Do we often do that with God’s Word?  Have we too become too familiar with God or His Word that we think we know all there is to know?  What vast wealth of knowledge do we miss with this attitude?  Are we also missing our Savior altogether?  Something to think about.  We should never allow our familiarity with God blind us to what He reveals to us day by day.

Jesus does eventually go up to Judea for the Festival (however, He goes in secret, the opposite of what His brothers urged Him to do).  Even though Jesus refused to make a spectacle of Himself, He could not cease to be noticeably extraordinary, in spite of His ordinary childhood.

“The Jews therefore marveled…” (John 7:15 ESV)

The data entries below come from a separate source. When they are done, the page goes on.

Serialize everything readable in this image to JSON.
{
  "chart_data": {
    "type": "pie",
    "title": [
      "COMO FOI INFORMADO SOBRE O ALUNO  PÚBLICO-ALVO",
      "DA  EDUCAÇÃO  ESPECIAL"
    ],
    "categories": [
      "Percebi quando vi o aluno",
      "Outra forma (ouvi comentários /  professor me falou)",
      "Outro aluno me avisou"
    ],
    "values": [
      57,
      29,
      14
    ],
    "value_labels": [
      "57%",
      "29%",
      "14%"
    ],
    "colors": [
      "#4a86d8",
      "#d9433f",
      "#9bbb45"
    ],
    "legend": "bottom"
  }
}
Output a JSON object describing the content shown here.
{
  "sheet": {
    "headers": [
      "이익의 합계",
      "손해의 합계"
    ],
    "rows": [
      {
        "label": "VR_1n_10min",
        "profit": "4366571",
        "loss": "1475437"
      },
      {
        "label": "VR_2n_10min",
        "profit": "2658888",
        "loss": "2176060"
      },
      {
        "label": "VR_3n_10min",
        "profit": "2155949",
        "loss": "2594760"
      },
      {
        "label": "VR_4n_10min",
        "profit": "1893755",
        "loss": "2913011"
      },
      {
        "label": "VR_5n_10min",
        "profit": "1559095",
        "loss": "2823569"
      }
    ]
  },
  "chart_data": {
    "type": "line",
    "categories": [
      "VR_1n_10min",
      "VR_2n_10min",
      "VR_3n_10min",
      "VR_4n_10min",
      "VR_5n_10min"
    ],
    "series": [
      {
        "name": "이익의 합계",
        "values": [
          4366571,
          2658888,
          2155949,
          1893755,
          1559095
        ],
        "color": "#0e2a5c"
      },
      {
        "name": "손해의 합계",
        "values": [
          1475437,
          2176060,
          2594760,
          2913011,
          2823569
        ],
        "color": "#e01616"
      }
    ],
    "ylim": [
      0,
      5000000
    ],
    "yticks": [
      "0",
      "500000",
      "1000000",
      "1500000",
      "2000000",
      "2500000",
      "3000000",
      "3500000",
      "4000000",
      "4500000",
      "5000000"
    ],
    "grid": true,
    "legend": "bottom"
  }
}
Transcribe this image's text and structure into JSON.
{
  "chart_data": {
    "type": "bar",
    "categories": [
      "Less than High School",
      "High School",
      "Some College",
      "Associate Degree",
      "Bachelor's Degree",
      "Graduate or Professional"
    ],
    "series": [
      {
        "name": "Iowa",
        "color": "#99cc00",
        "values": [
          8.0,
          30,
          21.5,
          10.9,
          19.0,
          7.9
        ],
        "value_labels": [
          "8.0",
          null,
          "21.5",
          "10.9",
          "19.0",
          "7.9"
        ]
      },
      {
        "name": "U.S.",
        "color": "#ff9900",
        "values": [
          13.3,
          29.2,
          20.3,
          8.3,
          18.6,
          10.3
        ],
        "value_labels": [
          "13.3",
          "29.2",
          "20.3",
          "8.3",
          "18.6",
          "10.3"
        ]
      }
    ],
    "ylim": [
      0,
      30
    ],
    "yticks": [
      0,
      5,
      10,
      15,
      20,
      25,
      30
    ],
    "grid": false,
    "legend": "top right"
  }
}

Christ doesn’t seek to glorify Himself, but in His act of glorifying His Father, the Father glorifies Him.

Can This be the Christ?

Just like Jesus’s brother’s these Jews at the festival allow what they think they “know” get in the way of really knowing the Messiah.

But we know where this man comes from, and when the Christ appears, no one will know where he comes from” (John 7:27 ESV).

On the last day of the Feast, Jesus makes a promise:

“On the last day of the feast, the great day, Jesus stood up and cried out, ‘If anyone thirsts, let him come to me and drink. Whoever believes in me, as the Scripture has said, “Out of his heart will flow rivers of living water”.’  Now this he said about the Spirit, whom those who believed in him were to receive, for as yet the Spirit had not been given,because Jesus was not yet glorified” (John 7:37-39 ESV)

Jesus promises the coming of the Holy Spirit who fills our hearts with “living water” that continues to quench our thirst.  Thank God for that precious gift!

How does this contrast with Matthew 15:18-19?

“But what comes out of the mouth proceeds from the heart, and this defiles a person.  For out of the heart come evil thoughts, murder, adultery, sexual immorality, theft, false witness, slander.”

Obviously, we want a heart filled with the Holy Spirit!

After all this at the feast, the people are once again divided.  Some believed in Him.  Some want to arrest Him.  And the Pharisees make an interesting statement:

“Search and see that no prophet arises from Galilee” (John 7:52 ESV)

Not only are they allowing what the “know” trip them up, but interestingly enough, this statement is not exactly true.  Both Jonah (2 Kings 14:25) and Nahum (Nahum 1:1) and possibly Elijah (one of Israel’s most celebrated prophets) were all from Galilee.  It’s possible they meant no “current” prophet comes from Galilee or maybe they were not expecting one from come from Galilee or maybe they simply allowed their current prejudices towards Galilee to cloud their memories.  Either way, they were very proud in their “knowledge” forgetting that there is always more to learn.  The day we stop learning at the feet of the Messiah is the day we lose ourselves.